Cambodia Landmine Museum
The Land Mine Museum is run by Aki Ra, a former child soldier and layer of Khmer Rouge land mines. He began by transforming the garden of his house into a museum of mines and other ammunition. The museum is now located in a built site about 19 km from Siem Reap in the direction of Banteay Srei.
The Land Mine Museum is run by Aki Ra, a former child soldier and layer of Khmer Rouge land mines. He began by transforming the garden of his house into a museum of mines and other ammunition. The museum is now located in a built site about 19 km from Siem Reap in the direction of Banteay Srei.
A humbling experience that also supports an amazing cause. Check out many of the land mines that Aki Ra and his team collected throughout Cambodia on their demining mission.
Aki Ra is a former Khmer Rouge conspiracy soldier who works as a deminerating curator and museum in Siem Reap, Cambodia.
Aki Ra is not sure of his age, but believes that he was born in 1973. His parents were killed by the Khmer Rouge. Orphaned in the Khmer Rouge camp, he was taken by a woman named Yourn who raised him and several other orphaned children until he was recruited into the Khmer Rouge army at about 10 years of age.

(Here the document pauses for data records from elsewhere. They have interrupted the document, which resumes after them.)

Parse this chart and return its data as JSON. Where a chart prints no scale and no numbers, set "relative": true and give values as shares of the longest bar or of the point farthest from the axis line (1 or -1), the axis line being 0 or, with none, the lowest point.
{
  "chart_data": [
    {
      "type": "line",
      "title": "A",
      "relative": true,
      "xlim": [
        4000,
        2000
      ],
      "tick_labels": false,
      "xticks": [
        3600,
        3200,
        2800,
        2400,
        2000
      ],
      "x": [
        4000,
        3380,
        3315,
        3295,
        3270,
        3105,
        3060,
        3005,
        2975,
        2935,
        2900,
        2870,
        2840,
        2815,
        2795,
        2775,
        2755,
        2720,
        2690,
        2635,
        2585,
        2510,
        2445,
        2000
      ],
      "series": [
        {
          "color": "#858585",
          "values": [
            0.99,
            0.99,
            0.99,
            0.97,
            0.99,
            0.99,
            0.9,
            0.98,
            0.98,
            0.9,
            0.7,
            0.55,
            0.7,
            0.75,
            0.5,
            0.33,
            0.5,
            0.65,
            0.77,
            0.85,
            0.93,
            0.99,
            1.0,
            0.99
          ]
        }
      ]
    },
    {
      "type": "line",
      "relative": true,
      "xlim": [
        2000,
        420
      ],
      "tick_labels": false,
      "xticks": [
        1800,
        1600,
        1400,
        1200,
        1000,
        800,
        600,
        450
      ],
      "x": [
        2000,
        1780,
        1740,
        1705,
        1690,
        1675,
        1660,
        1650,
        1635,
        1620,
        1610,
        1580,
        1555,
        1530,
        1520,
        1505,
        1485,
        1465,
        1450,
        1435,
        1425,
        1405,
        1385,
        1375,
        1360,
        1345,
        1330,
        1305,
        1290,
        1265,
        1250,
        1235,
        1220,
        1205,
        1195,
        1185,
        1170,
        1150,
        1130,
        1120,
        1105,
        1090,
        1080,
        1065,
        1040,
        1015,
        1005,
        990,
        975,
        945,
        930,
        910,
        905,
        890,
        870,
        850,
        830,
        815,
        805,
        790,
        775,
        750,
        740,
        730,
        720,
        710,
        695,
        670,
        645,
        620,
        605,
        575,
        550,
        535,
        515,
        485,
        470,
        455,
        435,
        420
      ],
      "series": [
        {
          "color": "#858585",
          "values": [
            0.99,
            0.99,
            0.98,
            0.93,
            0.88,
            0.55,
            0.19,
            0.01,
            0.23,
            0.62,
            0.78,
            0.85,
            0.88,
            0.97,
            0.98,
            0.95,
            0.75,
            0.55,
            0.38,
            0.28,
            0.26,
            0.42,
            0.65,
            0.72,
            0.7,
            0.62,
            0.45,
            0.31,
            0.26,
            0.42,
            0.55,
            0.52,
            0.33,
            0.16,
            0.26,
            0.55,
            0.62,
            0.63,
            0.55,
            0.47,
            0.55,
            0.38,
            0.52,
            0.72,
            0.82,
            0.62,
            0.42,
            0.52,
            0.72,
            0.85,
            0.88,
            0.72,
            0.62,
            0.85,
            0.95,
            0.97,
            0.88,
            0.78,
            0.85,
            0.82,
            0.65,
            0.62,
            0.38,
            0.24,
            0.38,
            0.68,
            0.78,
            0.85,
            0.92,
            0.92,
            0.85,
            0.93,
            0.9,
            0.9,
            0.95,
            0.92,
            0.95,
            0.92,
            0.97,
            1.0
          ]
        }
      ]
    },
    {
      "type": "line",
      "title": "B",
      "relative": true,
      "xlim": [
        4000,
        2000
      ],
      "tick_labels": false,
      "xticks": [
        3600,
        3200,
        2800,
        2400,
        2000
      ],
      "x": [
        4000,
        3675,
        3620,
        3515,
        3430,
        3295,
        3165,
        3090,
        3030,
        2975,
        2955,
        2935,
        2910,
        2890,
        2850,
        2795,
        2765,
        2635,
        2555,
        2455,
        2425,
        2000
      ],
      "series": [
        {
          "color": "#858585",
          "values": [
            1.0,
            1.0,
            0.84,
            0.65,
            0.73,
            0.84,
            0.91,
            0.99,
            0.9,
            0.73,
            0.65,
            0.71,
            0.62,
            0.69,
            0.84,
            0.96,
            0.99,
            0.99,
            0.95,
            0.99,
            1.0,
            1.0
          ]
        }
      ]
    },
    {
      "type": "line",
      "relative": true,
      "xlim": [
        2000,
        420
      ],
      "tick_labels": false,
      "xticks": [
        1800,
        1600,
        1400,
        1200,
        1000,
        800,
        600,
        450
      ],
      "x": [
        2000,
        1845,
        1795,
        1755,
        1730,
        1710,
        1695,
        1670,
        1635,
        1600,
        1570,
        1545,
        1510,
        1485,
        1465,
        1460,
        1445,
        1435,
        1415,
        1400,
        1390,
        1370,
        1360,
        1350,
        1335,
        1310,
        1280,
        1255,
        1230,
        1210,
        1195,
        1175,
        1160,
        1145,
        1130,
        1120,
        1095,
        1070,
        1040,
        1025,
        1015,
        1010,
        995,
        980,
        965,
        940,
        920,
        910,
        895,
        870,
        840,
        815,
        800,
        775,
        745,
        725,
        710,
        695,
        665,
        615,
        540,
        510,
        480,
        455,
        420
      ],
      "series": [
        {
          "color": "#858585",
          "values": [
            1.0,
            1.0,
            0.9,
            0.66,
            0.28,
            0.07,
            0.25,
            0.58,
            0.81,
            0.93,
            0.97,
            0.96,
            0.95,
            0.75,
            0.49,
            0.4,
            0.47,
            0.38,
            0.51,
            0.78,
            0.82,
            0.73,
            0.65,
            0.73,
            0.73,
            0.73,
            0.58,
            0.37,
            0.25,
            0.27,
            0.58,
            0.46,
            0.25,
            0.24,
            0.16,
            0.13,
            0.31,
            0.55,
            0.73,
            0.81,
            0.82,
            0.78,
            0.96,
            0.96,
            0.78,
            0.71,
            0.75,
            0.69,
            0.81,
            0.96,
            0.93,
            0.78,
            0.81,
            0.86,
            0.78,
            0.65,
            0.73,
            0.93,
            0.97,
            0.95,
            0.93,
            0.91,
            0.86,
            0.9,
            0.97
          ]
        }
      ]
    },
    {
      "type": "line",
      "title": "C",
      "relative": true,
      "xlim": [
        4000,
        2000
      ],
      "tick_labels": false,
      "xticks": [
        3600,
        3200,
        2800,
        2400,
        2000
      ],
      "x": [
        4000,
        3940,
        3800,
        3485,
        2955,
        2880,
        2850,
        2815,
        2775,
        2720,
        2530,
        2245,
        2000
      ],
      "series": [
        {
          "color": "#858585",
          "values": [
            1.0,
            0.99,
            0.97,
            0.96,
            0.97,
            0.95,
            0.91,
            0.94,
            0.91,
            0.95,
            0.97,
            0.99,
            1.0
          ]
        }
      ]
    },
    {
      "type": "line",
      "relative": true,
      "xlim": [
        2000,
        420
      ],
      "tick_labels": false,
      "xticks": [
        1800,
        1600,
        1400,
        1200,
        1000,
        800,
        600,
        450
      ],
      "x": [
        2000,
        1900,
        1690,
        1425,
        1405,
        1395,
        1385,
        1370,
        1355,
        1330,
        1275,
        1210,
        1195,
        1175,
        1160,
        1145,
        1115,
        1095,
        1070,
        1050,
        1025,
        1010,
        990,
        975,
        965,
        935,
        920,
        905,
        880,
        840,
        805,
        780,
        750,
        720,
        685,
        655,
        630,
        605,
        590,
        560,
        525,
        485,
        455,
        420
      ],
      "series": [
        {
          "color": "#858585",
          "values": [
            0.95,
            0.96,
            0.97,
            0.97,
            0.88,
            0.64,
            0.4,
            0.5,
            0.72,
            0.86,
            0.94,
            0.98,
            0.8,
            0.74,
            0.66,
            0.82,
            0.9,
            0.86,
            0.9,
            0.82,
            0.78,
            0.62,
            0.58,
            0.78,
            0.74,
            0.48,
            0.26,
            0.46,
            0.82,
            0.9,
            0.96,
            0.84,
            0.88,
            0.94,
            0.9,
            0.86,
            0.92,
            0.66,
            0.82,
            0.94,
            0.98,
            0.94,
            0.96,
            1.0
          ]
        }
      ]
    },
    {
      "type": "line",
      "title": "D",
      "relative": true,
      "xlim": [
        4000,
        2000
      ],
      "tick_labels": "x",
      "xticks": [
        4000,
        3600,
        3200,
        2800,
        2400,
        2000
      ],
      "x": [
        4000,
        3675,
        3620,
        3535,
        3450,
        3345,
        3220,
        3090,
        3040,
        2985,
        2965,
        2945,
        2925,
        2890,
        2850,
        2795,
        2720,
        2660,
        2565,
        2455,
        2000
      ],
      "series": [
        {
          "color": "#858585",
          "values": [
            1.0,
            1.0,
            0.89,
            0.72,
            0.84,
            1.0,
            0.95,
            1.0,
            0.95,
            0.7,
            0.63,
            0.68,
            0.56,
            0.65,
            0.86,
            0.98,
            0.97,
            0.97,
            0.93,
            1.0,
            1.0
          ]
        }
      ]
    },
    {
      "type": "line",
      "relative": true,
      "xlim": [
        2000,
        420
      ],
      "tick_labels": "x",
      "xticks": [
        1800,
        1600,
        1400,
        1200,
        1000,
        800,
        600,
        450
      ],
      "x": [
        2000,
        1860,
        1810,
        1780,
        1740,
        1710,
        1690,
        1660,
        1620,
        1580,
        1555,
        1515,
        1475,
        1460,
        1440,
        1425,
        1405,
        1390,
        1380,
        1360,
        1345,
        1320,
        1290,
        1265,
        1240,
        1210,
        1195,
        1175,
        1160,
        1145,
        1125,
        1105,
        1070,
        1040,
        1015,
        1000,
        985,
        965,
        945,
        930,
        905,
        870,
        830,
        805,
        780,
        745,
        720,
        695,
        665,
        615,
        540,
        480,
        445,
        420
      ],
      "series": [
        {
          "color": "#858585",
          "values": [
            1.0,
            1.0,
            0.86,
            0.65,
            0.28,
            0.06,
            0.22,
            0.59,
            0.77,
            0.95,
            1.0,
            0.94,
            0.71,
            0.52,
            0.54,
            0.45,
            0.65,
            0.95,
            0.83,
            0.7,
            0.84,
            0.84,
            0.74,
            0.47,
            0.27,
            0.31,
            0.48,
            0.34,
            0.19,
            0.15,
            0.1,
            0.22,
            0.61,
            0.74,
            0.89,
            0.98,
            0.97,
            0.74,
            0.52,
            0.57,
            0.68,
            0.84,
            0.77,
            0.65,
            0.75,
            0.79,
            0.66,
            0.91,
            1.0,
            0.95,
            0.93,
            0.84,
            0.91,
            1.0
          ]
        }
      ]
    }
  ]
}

Mae Yourn (Mother Yourn), who lived and worked at the Land Mine Museum in Cambodia, died at the age of 66 in April 2010 due to complications of diabetes.
Aki Ra fought for the Khmer Rouge until 1983, when he was captured by the Vietnamese. He was recruited into the Vietnamese army in the threat of his life while still a boy. He later served the Cambodian army as a teenager and later received mine-clearing training at the United Nations.
Having placed thousands of land mines as a soldier and working for the UN to remove them, he discovered that he was quite adept at clearing land mines and UXOs, and he decided to make it his trade.
Not having demining tools, he used a knife, a leatherman and a stick. He would disarm the land mines and explosive devices he found in small villages and take the empty carcasses home. Sometimes he would sell them as junk to help finance his work.
Tourists began to hear stories about a young Khmer who cleared the land mines with a stick and had a house full of disabled gadgets. Aki Ra started charging a dollar to see his collection, using the money to further assist his activities. So began the Cambodian Mine Museum.
Aki Ra cleared the land mines where he had fought when he heard of an accident, or when village chiefs and farmers called him at the museum and told him about mines in their villages and asked for his help.
While working in these villages, he encountered many injured and abandoned children. He took them home to live with him and his wife Hourt. Some of the children who moved to their home were also street children from Siem Reap and Phnom Penh. Finally, he took home more than two dozen boys and girls.
The first child Aki Ra brought home was a 9-year-old boy who lost his leg to a landmine and was living in the street. His wife Hourt had no idea that Aki Ra would return with the little boy, but when he returned home she took the child to her family and said, "Look, now I have a son."